Beyer: Yes, I think that has to do with the fact that it is for me really when writing concretely as a motor to follow the dark parts of my characters. I see it simply in reality too. If today processes are performed to very old men who have worked in the security service in the concentration camp, where then was a very big sense of guilt and the other but to date only said he had only been following orders, then you can tell yet, however far the margin is the response, or shall we say the means of one’s life. The clear answer that there is never where it gets really interesting

Gutzeit:. Marcel Beyer, in your work play voice, pictures, maybe you can also supplement looks a major role. In “flying foxes” was a vocal researcher in the center – I know that you have been concerned for a long time with music, visual arts, media. Are the decisive inspirations

Beyer: Yes, of course, media are crucial for me inspiration, simply because they belong to my quite unselfconscious living environment, since I perceive. I remember that my father, who studied Romance languages ​​at that time, a tape recorder bought the late 60s to learn vocabulary and take myself, you know, if you do pronounciation exercises. That is so a real tape recorder, which is in the living room and which is used belongs to me from the very beginning of my conscious life to it, and if one looks back to the 20th century, you can see of course that about such movements or horror worlds like Nazism throughout , has very much counting on the effect of technological media

Gutzeit:. And the music? I mean, this is indeed repeatedly said also quite rightly, that this tissue, which it manufactured there just in your novels, but of course also in your poetry, something musical has. So that needs a not so necessarily be aware of as a writer, I would say so, but for a long time deal indeed so, and that’s something like a really sophisticated composition that you make there.

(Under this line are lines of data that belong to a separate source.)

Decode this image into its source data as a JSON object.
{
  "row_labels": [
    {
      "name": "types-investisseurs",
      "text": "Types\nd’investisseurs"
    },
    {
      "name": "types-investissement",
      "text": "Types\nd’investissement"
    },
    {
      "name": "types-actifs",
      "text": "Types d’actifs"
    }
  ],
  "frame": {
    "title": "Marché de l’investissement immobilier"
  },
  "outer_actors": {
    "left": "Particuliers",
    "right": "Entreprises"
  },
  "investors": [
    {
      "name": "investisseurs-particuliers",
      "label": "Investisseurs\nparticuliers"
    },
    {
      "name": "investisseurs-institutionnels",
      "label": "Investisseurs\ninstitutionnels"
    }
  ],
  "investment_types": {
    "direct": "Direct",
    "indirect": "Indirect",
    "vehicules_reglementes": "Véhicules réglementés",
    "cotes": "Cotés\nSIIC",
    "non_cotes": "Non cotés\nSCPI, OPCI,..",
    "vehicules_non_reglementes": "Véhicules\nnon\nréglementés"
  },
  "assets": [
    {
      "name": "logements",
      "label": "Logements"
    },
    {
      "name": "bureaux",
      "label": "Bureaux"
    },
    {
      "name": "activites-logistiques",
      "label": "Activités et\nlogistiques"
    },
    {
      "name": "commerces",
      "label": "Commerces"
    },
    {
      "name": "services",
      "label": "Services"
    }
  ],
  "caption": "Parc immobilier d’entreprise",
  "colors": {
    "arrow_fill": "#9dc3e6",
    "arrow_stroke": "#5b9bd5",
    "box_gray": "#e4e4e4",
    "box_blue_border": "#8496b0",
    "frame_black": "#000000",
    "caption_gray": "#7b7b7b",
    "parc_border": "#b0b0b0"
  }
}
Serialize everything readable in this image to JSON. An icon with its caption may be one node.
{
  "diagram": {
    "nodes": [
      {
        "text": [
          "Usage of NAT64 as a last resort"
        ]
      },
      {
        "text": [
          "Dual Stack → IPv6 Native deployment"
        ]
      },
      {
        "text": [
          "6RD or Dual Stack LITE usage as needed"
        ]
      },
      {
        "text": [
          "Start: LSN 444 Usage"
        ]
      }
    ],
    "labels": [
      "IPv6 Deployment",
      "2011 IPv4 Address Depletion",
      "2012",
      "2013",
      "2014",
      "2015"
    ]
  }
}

Beyer: Yes, music is for me in my life just terribly important. Something like an alternative world, for me that is just the world where I do not really pay attention to the words and the meaning, but also a very big inspiration when writing. I also have writing music running or listen to records really so precisely that I recognize certain structures and also think about how can something take parallel also in the letter

Gutzeit:. Her latest novel is now back eight years. Can you tell us whether you are sitting again on a new

Beyer: I do not work on a new novel, but at the moment on a libretto for the Japanese composer Toshio Hosokawa and am going to make the Frankfurter poetics lecture that I held in January and February, a book

Gutzeit:. Then I wish you well, Marcel Beyer, and warm Congratulations again to the Georg Büchner prize!

statements of our interlocutors give their own views again. The Germany radio makes utterances of his interlocutors in interviews and discussions as our own.